I like to add bacon to the mix to give an extra flavor to the ham.
In some parts of Venezuela, they even add cream cheese.
Just make sure to add a generous amount of filling per bread. There is nothing sadder than a pan de Jamon that is basically just bread.
- 1 kg all-purpose flour (note 1)
- 2 tbsp granulated yeast
- ½ cup butter (room temperature)
- 3 eggs (note 2)
- 1 cup sugar
- 1 tbsp salt
- 1 cup milk (note 3)
- 1 cup water (note 3)
- 400 gr bacon sliced
- 600 gr smoked ham
- 1 cup green olives without seed
- 1 cup raisins
Add the yeast to the warm water and mix with a spoon. Let it chill for 5 minutes. In the meantime, add the sugar and the salt to the warm milk. Stir to ensure the sugar dissolves.
In a big bowl, add the flour and form a Vulcan with a hole in the center. Add the yeast at the center. With your hand mix well.
Then, add the butter and slowly the milk. The butter must be at room temperature.
Add two eggs one at the time. Keep kneading.

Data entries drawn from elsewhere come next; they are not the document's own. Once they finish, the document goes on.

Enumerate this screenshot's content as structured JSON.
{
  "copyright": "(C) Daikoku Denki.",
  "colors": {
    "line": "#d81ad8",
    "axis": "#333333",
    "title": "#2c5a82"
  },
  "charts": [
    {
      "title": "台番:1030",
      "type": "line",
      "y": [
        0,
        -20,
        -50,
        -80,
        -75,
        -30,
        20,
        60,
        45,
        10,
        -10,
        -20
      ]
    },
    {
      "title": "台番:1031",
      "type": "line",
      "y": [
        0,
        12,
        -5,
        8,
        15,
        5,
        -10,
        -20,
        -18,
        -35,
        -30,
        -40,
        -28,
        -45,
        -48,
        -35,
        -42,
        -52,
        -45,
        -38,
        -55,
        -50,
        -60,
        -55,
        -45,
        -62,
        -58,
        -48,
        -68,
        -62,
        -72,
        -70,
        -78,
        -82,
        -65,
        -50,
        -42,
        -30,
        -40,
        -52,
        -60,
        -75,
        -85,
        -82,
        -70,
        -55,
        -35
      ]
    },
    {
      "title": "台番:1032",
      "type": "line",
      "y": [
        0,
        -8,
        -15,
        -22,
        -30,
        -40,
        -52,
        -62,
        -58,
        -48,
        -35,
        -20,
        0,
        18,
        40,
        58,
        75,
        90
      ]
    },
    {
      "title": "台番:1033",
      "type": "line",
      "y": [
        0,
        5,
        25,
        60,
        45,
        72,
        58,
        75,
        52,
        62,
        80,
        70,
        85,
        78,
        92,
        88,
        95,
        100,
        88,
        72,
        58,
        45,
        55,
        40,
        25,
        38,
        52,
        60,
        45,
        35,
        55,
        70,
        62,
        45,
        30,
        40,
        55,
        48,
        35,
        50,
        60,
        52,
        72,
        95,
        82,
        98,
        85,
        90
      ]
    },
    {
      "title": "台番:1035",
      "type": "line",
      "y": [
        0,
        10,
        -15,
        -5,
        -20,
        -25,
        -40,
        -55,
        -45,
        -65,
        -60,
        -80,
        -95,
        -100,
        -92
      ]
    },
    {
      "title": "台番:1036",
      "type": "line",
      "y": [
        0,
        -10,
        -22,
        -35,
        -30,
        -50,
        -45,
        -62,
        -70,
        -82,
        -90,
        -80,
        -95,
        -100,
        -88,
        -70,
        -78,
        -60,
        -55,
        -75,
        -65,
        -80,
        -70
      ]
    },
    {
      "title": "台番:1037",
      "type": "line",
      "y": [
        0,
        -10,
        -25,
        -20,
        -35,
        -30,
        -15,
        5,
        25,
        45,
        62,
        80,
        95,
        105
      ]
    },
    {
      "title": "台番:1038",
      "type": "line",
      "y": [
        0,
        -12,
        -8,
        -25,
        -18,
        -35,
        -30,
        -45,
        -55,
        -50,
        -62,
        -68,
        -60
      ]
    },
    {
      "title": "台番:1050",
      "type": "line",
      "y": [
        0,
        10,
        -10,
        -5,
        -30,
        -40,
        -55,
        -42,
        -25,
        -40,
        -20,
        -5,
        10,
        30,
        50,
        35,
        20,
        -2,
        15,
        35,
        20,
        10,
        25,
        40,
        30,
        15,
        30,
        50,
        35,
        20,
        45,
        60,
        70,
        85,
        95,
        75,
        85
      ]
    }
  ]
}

In a clean flat surface sprinkle some flour to avoid the dough sticking to the surface. Knead until you have a big ball that is no longer sticking to your fingers. Let the dough sit in a warm place for 40 minutes.
Cut the dough into two separate balls. Using a rolling pin flatten the dough until it is 1cm thick (about ½ inch).
Cover the center of the dough with ham, bacon, raisins and sliced olives (see the picture above). Fold the dough to make a roll.
Optional: decor with the remaining of the dough.
Beat the remaining egg and egg wash the loaves of bread.
Take to the oven for 50 minutes at 180ºC
- Additionally, I would add ½ cup of flour for the kneading process. If you use a stand mixer it won’t be necessary.
- 2 eggs for the bread dough and 1 for egg wash before baking.
- The water and milk must be warm. This will activate the yeast.